Ambulances refused to get him: The mountain road to his house was too treacherous. To make things worse, a blizzard had swept in and buried the route in ice and snow.

Foster and his relatives set about rescuing his grandfather themselves. They worked 12 hours straight, digging out the road by hand, using picks and shovels in the freezing cold and darkness. At dawn they reached his grandfather’s house and rushed him to the hospital. He died there.

“I don’t think I ever got over it,” Foster says. “It was one of the most intense things I’d ever been through.”

He’s been trying to improve roads ever since. One year he won an $88,000 grant to fix a road in Sheep Springs, he said. The check ended up in the Navajo government’s hands in Window Rock, the capital. “They pocketed it. We never saw a penny of it,” he said.

“After people get elected, they just look the other way,” he said. “You go to the chapter meetings, and they tell you they don’t have any money. You just go ’round and ’round like that and the roads get washed out, and nothing ever gets done.”

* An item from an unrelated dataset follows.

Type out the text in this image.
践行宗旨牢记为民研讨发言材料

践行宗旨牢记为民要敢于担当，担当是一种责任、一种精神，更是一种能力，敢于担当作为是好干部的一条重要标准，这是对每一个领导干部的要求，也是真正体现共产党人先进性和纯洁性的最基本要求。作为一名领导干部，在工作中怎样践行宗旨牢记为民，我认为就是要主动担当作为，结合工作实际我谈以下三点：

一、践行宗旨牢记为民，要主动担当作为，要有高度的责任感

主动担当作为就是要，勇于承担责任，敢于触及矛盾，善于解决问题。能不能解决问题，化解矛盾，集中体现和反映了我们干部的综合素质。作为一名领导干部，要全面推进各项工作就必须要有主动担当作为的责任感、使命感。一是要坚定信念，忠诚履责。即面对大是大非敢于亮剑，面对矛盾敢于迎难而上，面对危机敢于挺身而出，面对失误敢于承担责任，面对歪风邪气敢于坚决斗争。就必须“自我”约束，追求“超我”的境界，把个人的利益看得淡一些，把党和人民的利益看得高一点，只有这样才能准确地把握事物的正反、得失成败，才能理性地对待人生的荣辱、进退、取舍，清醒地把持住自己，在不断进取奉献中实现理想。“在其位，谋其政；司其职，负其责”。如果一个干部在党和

A few days after talking to Foster, I met Sharon Begay, who worked at a trading post next to the mobile home where I was staying. Begay told me how her father, 75, suffered a stroke and collapsed in front of the family’s Sanostee home in 2004. A downpour that day had made a quagmire of the dirt road leading to the house. Two ambulances tried navigating it and got stuck in the mud. Hours later, a third finally reached her father and took him to the hospital. He died shortly afterward.

“Sometimes I feel like the road controls my life,” Begay said. Every day, roads held power over people. They let your children get to school, or kept them home. They let you get to work, or stranded you on one side of a flooded culvert.

“It’s heartbreaking,” former state Rep. Sharon Clahchischilliage told me.

Clahchischilliage, a Republican who represented the Shiprock area (she was unseated in the 2018 election), said she spent all six years in the state legislature trying to get something done about the roads. “But Native Americans are not a priority. No matter how bad your road is, no one will do anything about it.”

The roads pose a health threat to children. Kids as young as 6 spend up to three hours a day on a school bus. And sitting in a vehicle for more than an hour a day increases a child’s risk of obesity, heart disease, diabetes, and educational failure, public health studies show. Every hour on the bus reduces the available time for exercise, study, play, sleep, socializing, or eating a healthy meal.

Healthy meals, of course, are also stymied by bad roads. To get fresh produce, a Sanostee resident has to drive an hour or more to a grocery in Shiprock. Many people end up buying food at the closer option, a Shell Station convenience store, which offers a few bruised apples and over-ripe bananas amid a sea of junk food.

What does the federal government do about it? It underfunds the Navajo Nation every year, typically giving NDOT about 5 to 15 percent of the funds requested. In some years, Washington denies transportation funding to tribal governments even as it boosts the funding for states or counties.

“The whole thing sickens me,” Clahchischilliage said. “It’s institutional racism, loud and clear.” And there’s another thing she’d like to point out: People need to stop comparing the Navajo Nation to a Third World country. It’s patently wrong, she says. “Third World countries get a lot more money for roads than we do.”